# Tire Pressure



## Silvspec86 (Apr 4, 2003)

whats the optimum pressure for the Spec-V's stock Continenetals? the sticker on the side of the door jam says 33psi, which seems a little low, and the front tires look positively soft at 33psi. i tried higher pressures but that only resulted in scary ass hydroplanes in rain. any suggestions for the best combination of performance, ride quality and fuel efficiency?


----------



## chimmike (Oct 17, 2002)

I run 35 in mine all the time.....did you check the sidewall on the tires?

(I run 35 on all tires, all the time)


----------



## wwmjax (Mar 24, 2003)

35.... ask any professional tire comp... theyll tell ya 35


----------



## tekmode (Feb 22, 2003)

35


----------



## BlackoutSpecV (May 8, 2002)

define optimal... 
optimal wear... optimal traction... etc...

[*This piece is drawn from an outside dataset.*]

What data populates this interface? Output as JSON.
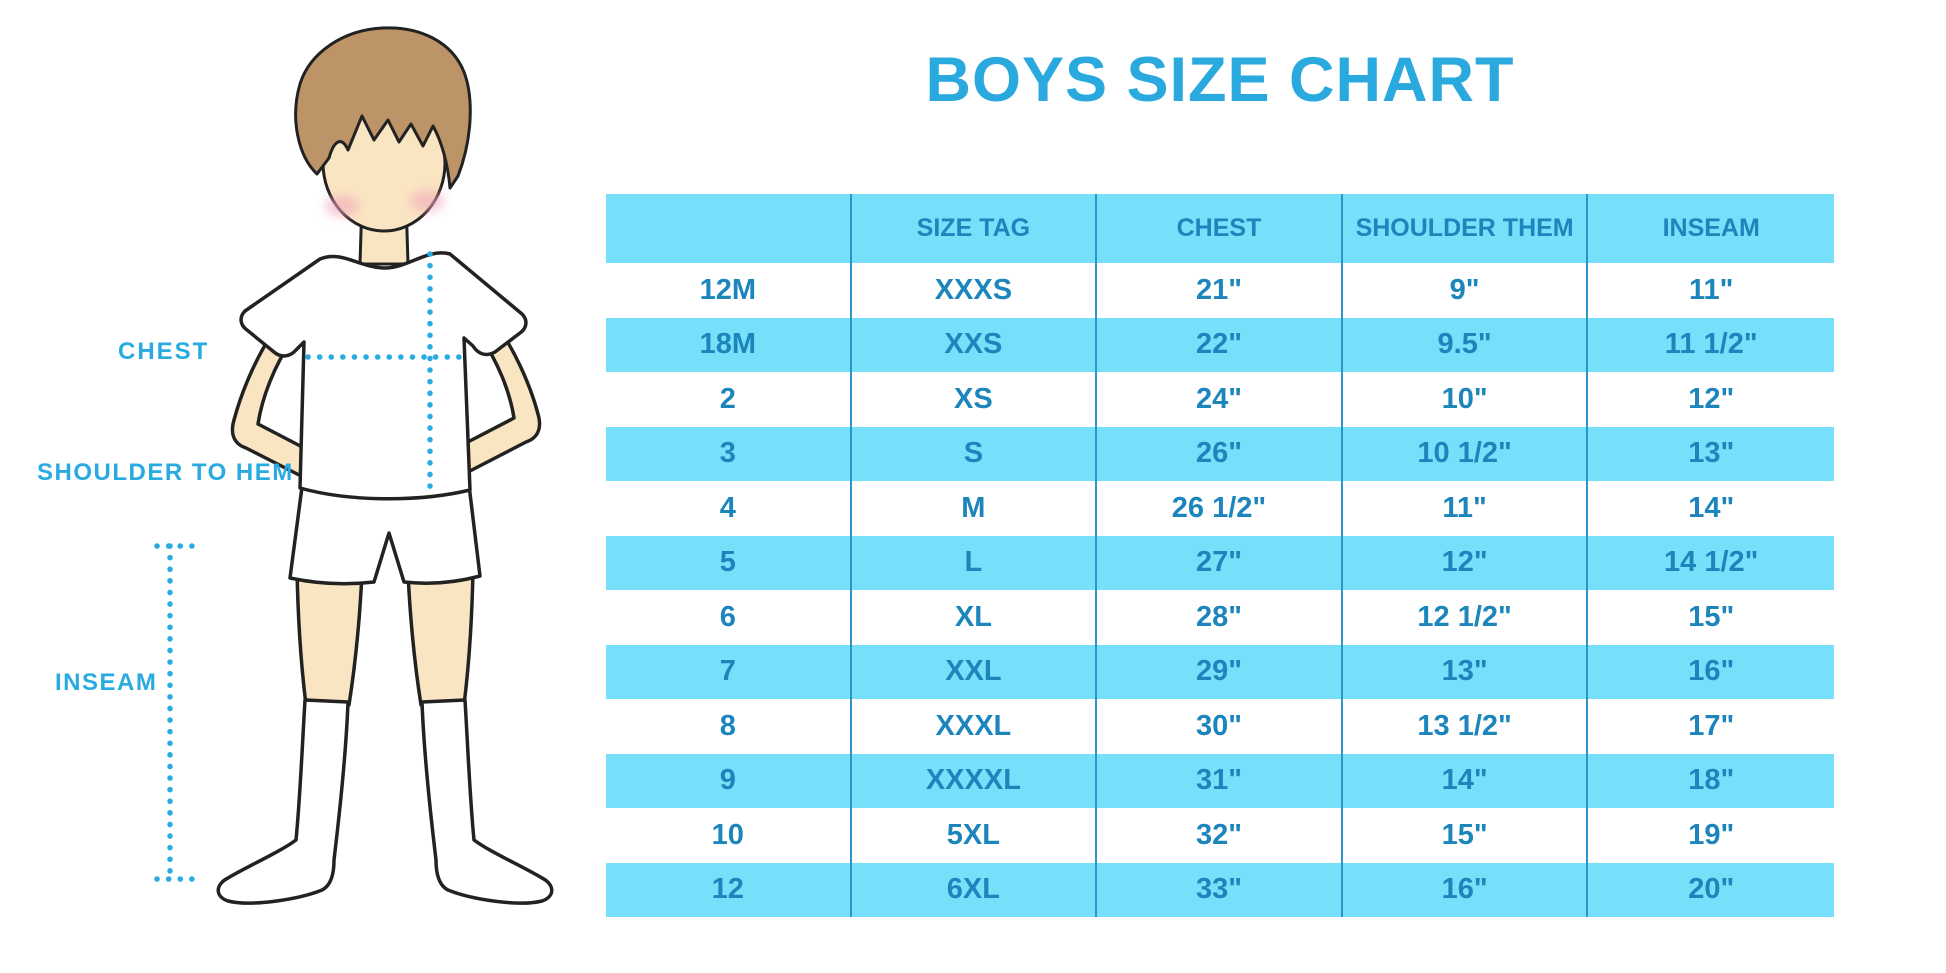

i run 30 in the front and 32 in the rear, this is for optimal wear.


----------



## Silvspec86 (Apr 4, 2003)

well, the side walls only say the max is 51 psi and i'm running 37 front and 35 rear...cuz the front heavy spec-v is killer on the front tires, the front still look a little flat tho at 37psi but i guess a little diff aint gonna matter for every day driving. optimal all round Blackout, comfort, ride, wear, traction, grip, fuel efficiency. as y'all probly know, tire pressure is an important part of suspension tuning, i just want to know what is the bes for the spec-v's stiff ass springs and slapped together suspension


----------



## wwmjax (Mar 24, 2003)

silvspec86..... do you live or work by kemah?


----------



## Kichigai (Jul 13, 2003)

i run 40 on the street for better gas mileage and 50/35 while autoX'ing


----------



## 7SPEED (Mar 24, 2003)

Damn 32 all around, anything above seems like to much impact harshness.

At the track 23 f 32 r


----------



## tekmode (Feb 22, 2003)

i know higher than 35 seems kinda bouncy, but ive found 35 to be fine

my track is 20 front and 35 rear


----------



## Lazarus_023 (Jun 3, 2003)

40 front, 36-38 rear... i like oversteer.


----------



## Silvspec86 (Apr 4, 2003)

mmmm...........careful lazarus, dont put too much air in, or else you'll be gliding across even the lightest rain...Conti's suck in anything but dry, warm conditions...damn perfect track tires


----------



## Zaren (Aug 17, 2003)

While we're on the subject of tires, my dealer mentioned I should get some 15" tires for winter.. I live in MN, so winters can be kinda nasty up here for driving, does anyone else live in a climate zone where winter driving is an issue? If so, how do the stock tires work out for ya?


----------



## Silvspec86 (Apr 4, 2003)

oh dude....i feel sorry for you, i used to live in MD, where we get New England weather, and let me tell you if there is so much as a trickle of rain....or a trickle of any thing...give serious thoughts about staying home. dont even think about driving in sleet, snow or ice...its just a death wish. rain, if you be real careful and have recommended tire pressure and ABS...is not a real big problem, but the stock Conti's do hydoplane real easy, but with out ABS, its scary as hell. get 15" all season tires and some decent looking wheels for the winter and swap on the stock conti's when summer rolls around...thats what i'd do if i still lived up north.


----------



## Zaren (Aug 17, 2003)

K, sweet, cuz I don't have ABS. This should be a fun winter =)


----------